When my son was about two, he bit me right on the butt in the cafe of a gourmet grocery store. He wanted a cookie, I said no and he sunk his irate little maw right into the first part of my body he made contact with. (I’m short.)

Having both a bruised rear and ego, I snatched Hannibal-in-the-making and hauled him out of there before anyone seated nearby could see my flushed face and the hot tears that had started to stream down it. He yelled the entire way out the door. To say I was embarrassed would be an understatement.

What followed was not my finest parenting moment. If I recall correctly, I thrust him into his car seat, slammed the van door and leaned against it willing myself not to turn and run in the other direction. A few deep breaths later I got in and delivered a very stern lecture about why kids who bite can’t do fun things ever like eat cookies, have friends or be allowed to live inside my house. (Ok, maybe not that exact lecture, but whatever I said he knew I was serious and never bit me or anyone else again.)

Parenting a toddler means you’re always one shift of the wind away from total embarrassment. Someone misses a nap, gets too hungry or simply wakes up flexing some Samuel L. Jackson-eqsue attitude in a pint-sized body and suddenly a fun afternoon outing ends with a meltdown of epic proportions. In front of other people. Who are totally judging you.

Or so you think.


But hold up. Do you want to know the secret no one told me all those years ago? No one cares about that tantrum more than you do.
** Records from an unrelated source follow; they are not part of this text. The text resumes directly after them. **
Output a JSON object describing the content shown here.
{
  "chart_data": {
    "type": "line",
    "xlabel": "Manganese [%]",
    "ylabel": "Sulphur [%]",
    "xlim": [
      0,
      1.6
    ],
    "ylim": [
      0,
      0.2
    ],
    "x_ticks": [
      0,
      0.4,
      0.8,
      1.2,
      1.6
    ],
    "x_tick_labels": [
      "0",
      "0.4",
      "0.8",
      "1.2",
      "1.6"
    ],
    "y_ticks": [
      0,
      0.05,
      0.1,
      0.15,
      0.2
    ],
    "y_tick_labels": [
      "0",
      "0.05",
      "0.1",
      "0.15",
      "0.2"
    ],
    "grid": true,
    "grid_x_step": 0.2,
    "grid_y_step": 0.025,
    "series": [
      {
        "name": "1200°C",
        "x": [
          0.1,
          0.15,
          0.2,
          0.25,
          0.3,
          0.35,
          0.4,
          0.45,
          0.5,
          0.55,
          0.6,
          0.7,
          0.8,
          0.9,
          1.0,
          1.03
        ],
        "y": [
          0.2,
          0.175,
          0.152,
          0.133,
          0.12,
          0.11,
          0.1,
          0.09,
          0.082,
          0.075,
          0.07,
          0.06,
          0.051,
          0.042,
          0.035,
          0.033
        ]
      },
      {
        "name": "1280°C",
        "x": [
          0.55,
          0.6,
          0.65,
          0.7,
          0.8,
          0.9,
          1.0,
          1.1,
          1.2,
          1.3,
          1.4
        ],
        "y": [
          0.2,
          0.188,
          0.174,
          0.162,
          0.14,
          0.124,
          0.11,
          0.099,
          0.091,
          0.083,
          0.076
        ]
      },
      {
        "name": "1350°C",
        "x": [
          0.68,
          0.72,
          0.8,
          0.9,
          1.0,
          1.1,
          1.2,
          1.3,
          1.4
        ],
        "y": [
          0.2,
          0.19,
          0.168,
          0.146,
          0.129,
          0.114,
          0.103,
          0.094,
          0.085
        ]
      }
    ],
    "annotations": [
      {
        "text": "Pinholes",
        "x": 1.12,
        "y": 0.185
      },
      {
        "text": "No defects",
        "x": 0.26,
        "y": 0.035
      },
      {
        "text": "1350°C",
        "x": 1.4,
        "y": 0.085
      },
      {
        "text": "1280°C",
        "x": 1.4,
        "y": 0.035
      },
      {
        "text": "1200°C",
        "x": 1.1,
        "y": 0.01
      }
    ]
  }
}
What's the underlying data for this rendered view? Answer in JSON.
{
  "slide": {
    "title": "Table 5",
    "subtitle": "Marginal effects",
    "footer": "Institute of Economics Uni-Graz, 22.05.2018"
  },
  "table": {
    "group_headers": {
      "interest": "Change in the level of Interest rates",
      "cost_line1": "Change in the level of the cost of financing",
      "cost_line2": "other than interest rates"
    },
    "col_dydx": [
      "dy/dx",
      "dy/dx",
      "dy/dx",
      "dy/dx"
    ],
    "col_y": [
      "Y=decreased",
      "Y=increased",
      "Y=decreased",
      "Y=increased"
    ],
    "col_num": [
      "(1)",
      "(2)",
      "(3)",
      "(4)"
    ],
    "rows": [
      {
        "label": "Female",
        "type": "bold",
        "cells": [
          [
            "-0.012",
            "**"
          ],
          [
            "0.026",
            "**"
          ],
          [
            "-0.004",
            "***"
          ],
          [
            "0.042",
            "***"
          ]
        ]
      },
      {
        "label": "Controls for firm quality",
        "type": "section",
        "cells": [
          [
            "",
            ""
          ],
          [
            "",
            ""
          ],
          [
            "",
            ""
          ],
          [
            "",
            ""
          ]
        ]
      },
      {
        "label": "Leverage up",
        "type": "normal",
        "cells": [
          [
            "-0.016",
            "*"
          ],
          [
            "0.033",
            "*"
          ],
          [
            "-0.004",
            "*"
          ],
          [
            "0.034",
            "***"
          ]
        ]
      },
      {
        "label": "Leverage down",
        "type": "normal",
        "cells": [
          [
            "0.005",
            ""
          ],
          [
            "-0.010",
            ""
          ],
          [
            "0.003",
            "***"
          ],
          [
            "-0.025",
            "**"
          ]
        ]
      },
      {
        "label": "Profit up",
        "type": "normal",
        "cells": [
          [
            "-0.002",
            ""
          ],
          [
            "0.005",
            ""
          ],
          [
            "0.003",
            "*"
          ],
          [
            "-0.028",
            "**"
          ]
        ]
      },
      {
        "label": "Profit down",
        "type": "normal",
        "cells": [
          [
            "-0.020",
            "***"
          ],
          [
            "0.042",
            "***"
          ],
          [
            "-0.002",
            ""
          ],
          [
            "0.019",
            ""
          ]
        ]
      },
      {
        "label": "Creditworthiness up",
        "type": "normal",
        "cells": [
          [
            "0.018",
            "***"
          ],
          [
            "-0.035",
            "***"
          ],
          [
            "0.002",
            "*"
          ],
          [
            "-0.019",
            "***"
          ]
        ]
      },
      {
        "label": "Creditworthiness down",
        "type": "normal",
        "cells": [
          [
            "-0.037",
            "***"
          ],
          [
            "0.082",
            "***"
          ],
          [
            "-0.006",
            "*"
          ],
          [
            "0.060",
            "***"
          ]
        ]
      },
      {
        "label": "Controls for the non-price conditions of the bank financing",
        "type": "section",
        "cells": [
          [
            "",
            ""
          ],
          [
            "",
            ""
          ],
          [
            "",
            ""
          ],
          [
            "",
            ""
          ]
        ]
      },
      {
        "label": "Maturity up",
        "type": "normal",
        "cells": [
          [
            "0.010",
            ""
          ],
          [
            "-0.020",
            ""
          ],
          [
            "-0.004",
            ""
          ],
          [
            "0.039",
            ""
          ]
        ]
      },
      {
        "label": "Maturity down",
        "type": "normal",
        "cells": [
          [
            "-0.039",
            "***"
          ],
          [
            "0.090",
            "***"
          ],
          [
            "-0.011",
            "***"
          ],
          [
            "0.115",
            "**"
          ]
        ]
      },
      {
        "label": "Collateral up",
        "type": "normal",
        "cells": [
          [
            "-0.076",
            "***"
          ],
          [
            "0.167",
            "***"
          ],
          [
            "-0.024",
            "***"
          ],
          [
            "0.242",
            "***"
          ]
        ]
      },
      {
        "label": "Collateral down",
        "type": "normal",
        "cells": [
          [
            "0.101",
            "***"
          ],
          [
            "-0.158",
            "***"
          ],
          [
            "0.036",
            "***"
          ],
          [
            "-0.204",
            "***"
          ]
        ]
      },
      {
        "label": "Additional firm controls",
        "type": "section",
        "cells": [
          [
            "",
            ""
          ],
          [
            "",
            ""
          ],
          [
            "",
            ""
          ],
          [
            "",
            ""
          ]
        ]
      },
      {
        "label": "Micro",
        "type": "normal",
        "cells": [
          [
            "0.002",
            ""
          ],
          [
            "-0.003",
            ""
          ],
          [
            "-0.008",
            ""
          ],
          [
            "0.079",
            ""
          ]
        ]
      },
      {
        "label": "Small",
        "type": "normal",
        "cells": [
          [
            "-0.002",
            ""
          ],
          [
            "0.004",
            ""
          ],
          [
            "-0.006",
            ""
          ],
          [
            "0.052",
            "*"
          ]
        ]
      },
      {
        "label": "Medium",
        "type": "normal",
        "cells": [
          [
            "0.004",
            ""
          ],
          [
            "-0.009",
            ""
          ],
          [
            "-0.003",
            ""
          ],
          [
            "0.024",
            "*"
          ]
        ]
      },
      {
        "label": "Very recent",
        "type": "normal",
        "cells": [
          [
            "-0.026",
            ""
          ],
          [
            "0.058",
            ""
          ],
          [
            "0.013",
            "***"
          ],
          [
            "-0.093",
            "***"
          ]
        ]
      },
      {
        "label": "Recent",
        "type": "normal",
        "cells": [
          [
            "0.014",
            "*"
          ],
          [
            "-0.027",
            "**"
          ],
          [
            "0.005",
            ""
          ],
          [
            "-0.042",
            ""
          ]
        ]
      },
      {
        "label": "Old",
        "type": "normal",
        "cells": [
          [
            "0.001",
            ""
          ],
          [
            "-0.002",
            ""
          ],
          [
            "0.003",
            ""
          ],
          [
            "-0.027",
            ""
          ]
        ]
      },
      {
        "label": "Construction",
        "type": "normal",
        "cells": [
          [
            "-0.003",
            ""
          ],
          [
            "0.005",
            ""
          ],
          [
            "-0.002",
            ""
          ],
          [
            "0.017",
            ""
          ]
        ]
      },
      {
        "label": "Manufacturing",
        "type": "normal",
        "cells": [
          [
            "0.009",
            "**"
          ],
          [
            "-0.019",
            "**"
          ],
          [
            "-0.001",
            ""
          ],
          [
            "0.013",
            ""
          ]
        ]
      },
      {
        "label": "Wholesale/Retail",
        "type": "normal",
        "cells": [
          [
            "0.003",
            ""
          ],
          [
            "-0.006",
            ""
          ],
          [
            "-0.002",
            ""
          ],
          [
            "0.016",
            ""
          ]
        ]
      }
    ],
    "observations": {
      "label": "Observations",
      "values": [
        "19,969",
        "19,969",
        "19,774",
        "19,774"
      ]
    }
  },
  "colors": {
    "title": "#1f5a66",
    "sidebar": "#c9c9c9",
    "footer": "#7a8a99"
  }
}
Let’s think about this for a second. There’s a .001% chance any one of those people sipping their latte that day remembers a curly-headed little sprite taking a chomp of his mom’s hind end. (If they do, I hope they laugh about it. It was kind of funny in retrospect.) What endures is the relationship I have with my now 15-year-old son. He pushed a boundary and tested a method of communication/emotional expression that clearly didn’t work. I kept my act together (enough) and didn’t drop him off at the fire station on the way home. What mattered most at that moment was my reaction. We lived through it and if not for immediately becoming part of family legend, I might have forgotten about it too.
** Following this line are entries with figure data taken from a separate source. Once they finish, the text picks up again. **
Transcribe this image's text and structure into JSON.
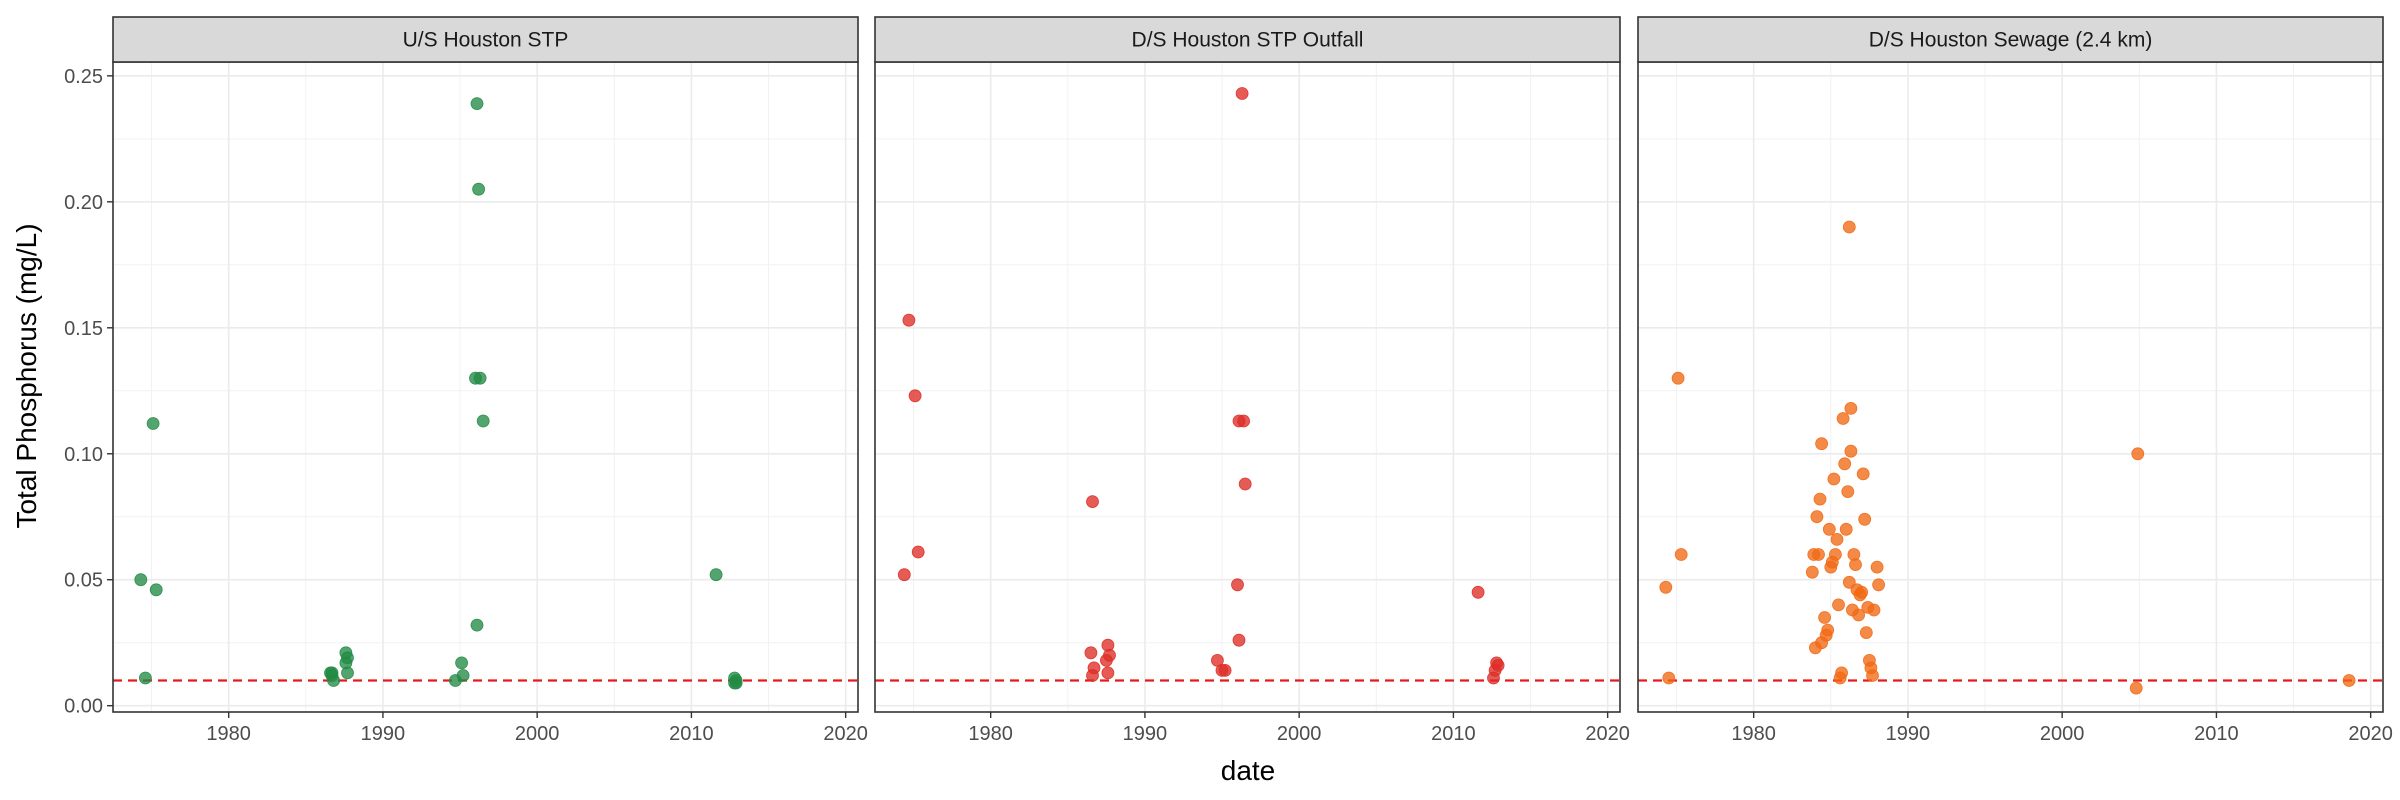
{
  "chart_data": {
    "type": "scatter",
    "xlabel": "date",
    "ylabel": "Total Phosphorus (mg/L)",
    "xlim": [
      1972.5,
      2020.8
    ],
    "ylim": [
      -0.0025,
      0.2555
    ],
    "x_ticks": [
      1980,
      1990,
      2000,
      2010,
      2020
    ],
    "y_ticks": [
      0.0,
      0.05,
      0.1,
      0.15,
      0.2,
      0.25
    ],
    "y_tick_labels": [
      "0.00",
      "0.05",
      "0.10",
      "0.15",
      "0.20",
      "0.25"
    ],
    "reference_line": {
      "y": 0.01,
      "color": "#e41a1c",
      "style": "dashed"
    },
    "grid": true,
    "panels": [
      {
        "name": "U/S Houston STP",
        "color": "#238b45",
        "points": [
          [
            1974.3,
            0.05
          ],
          [
            1974.6,
            0.011
          ],
          [
            1975.1,
            0.112
          ],
          [
            1975.3,
            0.046
          ],
          [
            1986.6,
            0.013
          ],
          [
            1986.7,
            0.012
          ],
          [
            1986.8,
            0.01
          ],
          [
            1986.7,
            0.013
          ],
          [
            1987.6,
            0.021
          ],
          [
            1987.7,
            0.019
          ],
          [
            1987.6,
            0.017
          ],
          [
            1987.7,
            0.013
          ],
          [
            1994.7,
            0.01
          ],
          [
            1995.2,
            0.012
          ],
          [
            1995.1,
            0.017
          ],
          [
            1996.1,
            0.032
          ],
          [
            1996.0,
            0.13
          ],
          [
            1996.3,
            0.13
          ],
          [
            1996.5,
            0.113
          ],
          [
            1996.2,
            0.205
          ],
          [
            1996.1,
            0.239
          ],
          [
            2011.6,
            0.052
          ],
          [
            2012.8,
            0.011
          ],
          [
            2012.9,
            0.01
          ],
          [
            2012.8,
            0.009
          ],
          [
            2012.9,
            0.009
          ]
        ]
      },
      {
        "name": "D/S Houston STP Outfall",
        "color": "#de2d26",
        "points": [
          [
            1974.4,
            0.052
          ],
          [
            1974.7,
            0.153
          ],
          [
            1975.1,
            0.123
          ],
          [
            1975.3,
            0.061
          ],
          [
            1986.6,
            0.081
          ],
          [
            1986.5,
            0.021
          ],
          [
            1986.7,
            0.015
          ],
          [
            1986.6,
            0.012
          ],
          [
            1987.6,
            0.024
          ],
          [
            1987.7,
            0.02
          ],
          [
            1987.5,
            0.018
          ],
          [
            1987.6,
            0.013
          ],
          [
            1994.7,
            0.018
          ],
          [
            1995.0,
            0.014
          ],
          [
            1995.2,
            0.014
          ],
          [
            1996.0,
            0.048
          ],
          [
            1996.1,
            0.026
          ],
          [
            1996.1,
            0.113
          ],
          [
            1996.4,
            0.113
          ],
          [
            1996.5,
            0.088
          ],
          [
            1996.3,
            0.243
          ],
          [
            2011.6,
            0.045
          ],
          [
            2012.8,
            0.017
          ],
          [
            2012.9,
            0.016
          ],
          [
            2012.7,
            0.014
          ],
          [
            2012.6,
            0.011
          ]
        ]
      },
      {
        "name": "D/S Houston Sewage (2.4 km)",
        "color": "#f16913",
        "points": [
          [
            1974.3,
            0.047
          ],
          [
            1974.5,
            0.011
          ],
          [
            1975.1,
            0.13
          ],
          [
            1975.3,
            0.06
          ],
          [
            1983.8,
            0.053
          ],
          [
            1983.9,
            0.06
          ],
          [
            1984.0,
            0.023
          ],
          [
            1984.1,
            0.075
          ],
          [
            1984.2,
            0.06
          ],
          [
            1984.3,
            0.082
          ],
          [
            1984.4,
            0.104
          ],
          [
            1984.4,
            0.025
          ],
          [
            1984.6,
            0.035
          ],
          [
            1984.7,
            0.028
          ],
          [
            1984.8,
            0.03
          ],
          [
            1984.9,
            0.07
          ],
          [
            1985.0,
            0.055
          ],
          [
            1985.1,
            0.057
          ],
          [
            1985.2,
            0.09
          ],
          [
            1985.3,
            0.06
          ],
          [
            1985.4,
            0.066
          ],
          [
            1985.5,
            0.04
          ],
          [
            1985.6,
            0.011
          ],
          [
            1985.7,
            0.013
          ],
          [
            1985.8,
            0.114
          ],
          [
            1985.9,
            0.096
          ],
          [
            1986.0,
            0.07
          ],
          [
            1986.1,
            0.085
          ],
          [
            1986.2,
            0.049
          ],
          [
            1986.3,
            0.118
          ],
          [
            1986.3,
            0.101
          ],
          [
            1986.4,
            0.038
          ],
          [
            1986.5,
            0.06
          ],
          [
            1986.6,
            0.056
          ],
          [
            1986.7,
            0.046
          ],
          [
            1986.8,
            0.036
          ],
          [
            1986.9,
            0.044
          ],
          [
            1987.0,
            0.045
          ],
          [
            1987.1,
            0.092
          ],
          [
            1987.2,
            0.074
          ],
          [
            1987.3,
            0.029
          ],
          [
            1987.4,
            0.039
          ],
          [
            1987.5,
            0.018
          ],
          [
            1987.6,
            0.015
          ],
          [
            1987.7,
            0.012
          ],
          [
            1987.8,
            0.038
          ],
          [
            1988.0,
            0.055
          ],
          [
            1988.1,
            0.048
          ],
          [
            1986.2,
            0.19
          ],
          [
            2004.9,
            0.1
          ],
          [
            2004.8,
            0.007
          ],
          [
            2018.6,
            0.01
          ]
        ]
      }
    ]
  }
}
Now that my kids are far beyond the toddler stage, I want to say from the other side, that tantrum isn’t a reflection on you. And anyone around who notices is just glad it’s not their problem—especially if they’re a parent, too. (And if they act like their kid would never, they’re either lying or have mentally rewritten their history. Trust.) Toddlers gonna tantrum. It’s what they do.
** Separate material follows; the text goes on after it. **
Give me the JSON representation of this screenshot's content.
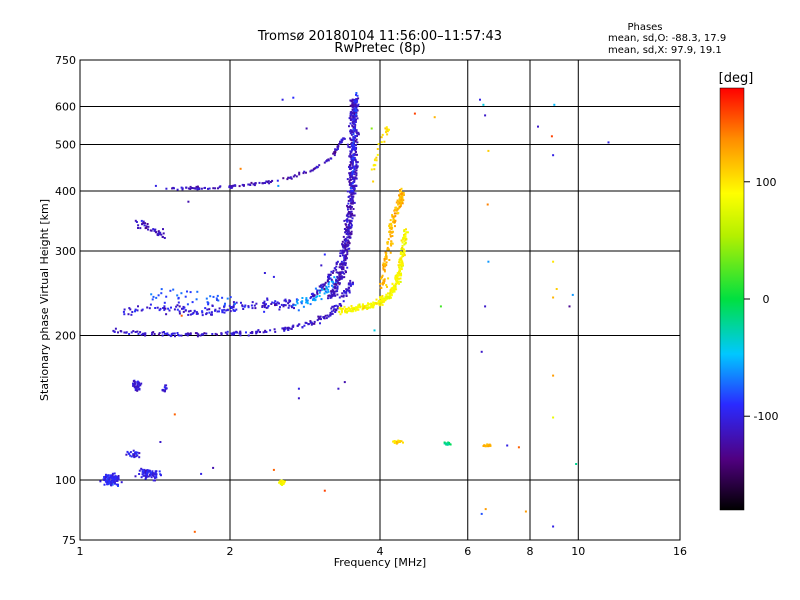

Recently I was on vacation at a small country inn, perched on the wraparound porch with a friend and some cocktails. From around the bend we heard the familiar/unfamiliar cries of a small child who clearly was not living his best life. As he kicked and yelled, his mom hoisted him up over her shoulder and carried him off to their cabin completely non-plussed. As my pal and I clinked our glasses together toasting the fact our pre-teens were somewhere requiring nothing from us and happily making friendship bracelets, there was not one drip of judgment. Just a silent nod of solidarity and good wishes for a restful nap.

And guess what? I won’t even remember this by the end of the summer.